The opening is furious and huge, like a jolly purple explosion. And yet, no one tells you that Poison is also intensely tart and woody. I once smelled a freshly cut eucalyptus tree, and it was so sharp and insistent that it smelled sad, like a single note in a minor key sustained on a violin. Poison carries some of that woody lament, employed to offset both the tone and the density of the fruity florals. That juxtaposition rang a bell somewhere deep in my associative memory: I had smelled something very like it before.

The connection struck me from the most unlikely of places: Serge Lutens. While not known for his quiet perfumes, Lutens seems demure and taciturn next to Poison’s day-glo Fran Drescher swagger. Still, there’s no denying the parallels between Poison and the candied woody florals that put the Lutens line on the map. Start by featuring a prominent tangy cedar, sometimes dry, sometimes syrupy sweet and add in a dose of rich florals, amber, fruit, or vanilla as the case may be. That fabulous cycle of fragrances that began with Femininité du Bois (Shiseido, 1992) and included Bois de Violette, Un Bois Vanille, Bois et Musc, Bois Oriental, and Bois et Fruit all spring from that same theme.

In particular, I’m thinking of our old friend Sarrasins, Queen of Moonlight. I’d even wager that Poison directly inspired Sarrasins, with its potent clash of sweet florals (especially the osmanthus core) and balsamic woodiness. It’s as if Sheldrake and Lutens transcribed that unforgettable melody of Poison into a new key and time signature, thereby rendering it practically unrecognizable. Of course, Sarrasins rounds off the composition with that impeccably swoony leather base. It’s also refined, elegant, and mysterious, where Poison has all the subtlety of a Gallagher act. Imagine if Björk admitted Cyndi Lauper taught her everything she knows. Or if Hillary Clinton took public speaking cues from W. Bush.

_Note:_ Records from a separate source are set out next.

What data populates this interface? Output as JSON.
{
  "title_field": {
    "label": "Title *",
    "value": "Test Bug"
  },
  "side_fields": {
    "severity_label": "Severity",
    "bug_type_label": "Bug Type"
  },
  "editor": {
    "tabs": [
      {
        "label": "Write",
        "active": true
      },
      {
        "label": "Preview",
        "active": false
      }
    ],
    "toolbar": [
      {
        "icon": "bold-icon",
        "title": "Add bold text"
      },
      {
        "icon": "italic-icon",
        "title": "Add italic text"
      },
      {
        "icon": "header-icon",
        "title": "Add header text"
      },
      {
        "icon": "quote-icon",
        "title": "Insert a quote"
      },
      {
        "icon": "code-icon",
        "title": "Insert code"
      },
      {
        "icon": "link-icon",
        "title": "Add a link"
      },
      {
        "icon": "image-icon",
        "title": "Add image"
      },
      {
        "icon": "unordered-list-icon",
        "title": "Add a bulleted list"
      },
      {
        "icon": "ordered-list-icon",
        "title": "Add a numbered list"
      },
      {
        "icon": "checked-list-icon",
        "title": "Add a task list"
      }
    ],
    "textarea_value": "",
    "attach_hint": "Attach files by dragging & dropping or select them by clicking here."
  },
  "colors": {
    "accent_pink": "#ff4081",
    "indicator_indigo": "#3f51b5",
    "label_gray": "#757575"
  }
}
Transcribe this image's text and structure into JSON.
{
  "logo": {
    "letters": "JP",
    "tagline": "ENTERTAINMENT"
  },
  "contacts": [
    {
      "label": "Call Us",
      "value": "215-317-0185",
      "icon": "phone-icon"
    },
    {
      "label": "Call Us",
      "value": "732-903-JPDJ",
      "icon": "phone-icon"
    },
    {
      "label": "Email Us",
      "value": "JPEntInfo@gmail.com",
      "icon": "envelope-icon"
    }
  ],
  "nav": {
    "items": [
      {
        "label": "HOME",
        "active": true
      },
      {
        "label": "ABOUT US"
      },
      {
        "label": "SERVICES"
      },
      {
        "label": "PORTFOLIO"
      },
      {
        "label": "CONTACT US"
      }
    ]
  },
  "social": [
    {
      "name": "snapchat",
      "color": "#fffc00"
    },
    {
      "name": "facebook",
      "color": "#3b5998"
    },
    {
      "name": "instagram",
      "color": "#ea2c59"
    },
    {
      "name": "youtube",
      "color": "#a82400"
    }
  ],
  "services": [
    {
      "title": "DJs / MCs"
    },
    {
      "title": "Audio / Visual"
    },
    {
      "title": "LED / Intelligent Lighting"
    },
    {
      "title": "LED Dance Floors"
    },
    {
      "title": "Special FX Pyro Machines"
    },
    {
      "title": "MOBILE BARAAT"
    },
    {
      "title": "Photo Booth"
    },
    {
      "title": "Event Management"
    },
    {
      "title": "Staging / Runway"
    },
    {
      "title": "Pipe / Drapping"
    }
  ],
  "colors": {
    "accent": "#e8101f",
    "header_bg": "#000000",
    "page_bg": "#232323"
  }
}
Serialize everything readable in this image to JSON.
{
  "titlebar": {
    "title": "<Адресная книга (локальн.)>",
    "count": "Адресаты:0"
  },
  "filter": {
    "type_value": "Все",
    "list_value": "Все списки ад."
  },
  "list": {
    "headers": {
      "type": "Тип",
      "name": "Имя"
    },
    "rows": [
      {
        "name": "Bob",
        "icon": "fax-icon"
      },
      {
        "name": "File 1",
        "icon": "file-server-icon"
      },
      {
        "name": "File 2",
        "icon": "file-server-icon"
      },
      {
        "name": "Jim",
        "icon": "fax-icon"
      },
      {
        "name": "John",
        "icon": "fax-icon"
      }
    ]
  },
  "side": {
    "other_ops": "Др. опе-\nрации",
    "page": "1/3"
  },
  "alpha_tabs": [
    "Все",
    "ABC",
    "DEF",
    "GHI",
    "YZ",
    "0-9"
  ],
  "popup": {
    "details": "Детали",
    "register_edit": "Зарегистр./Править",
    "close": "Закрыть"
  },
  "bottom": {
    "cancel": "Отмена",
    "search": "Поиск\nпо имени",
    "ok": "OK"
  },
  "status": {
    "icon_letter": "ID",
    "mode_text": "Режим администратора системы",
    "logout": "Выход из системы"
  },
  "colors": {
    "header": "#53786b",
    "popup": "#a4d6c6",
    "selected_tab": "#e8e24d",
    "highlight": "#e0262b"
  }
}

In the end, the association comes to benefit both Lutens and Flechier. Lutens because he sussed out a brilliantly portable idea in such a distinctive composition, and Flechier because that distinctive (and great) composition has proven to be more influential than we thought. Not just because it paved the way for so many other lovely loudmouths like Angel (also 1992). Unfortunately, Poison is so laden with memories and associations that it’s harder to pull of these days, especially on a man. Still, what’s the point of playing the game if you can’t break a few rules? I wear the Poison eau de toilette from time to time, until I can find an affordable bottle of the pure parfum. If you’re ever in San Francisco, visit Tigerlily in the Mission. They have a wall of vintage formulas, including Poison parfum. For a smell nerd like me, it’s practically worth the whole trip.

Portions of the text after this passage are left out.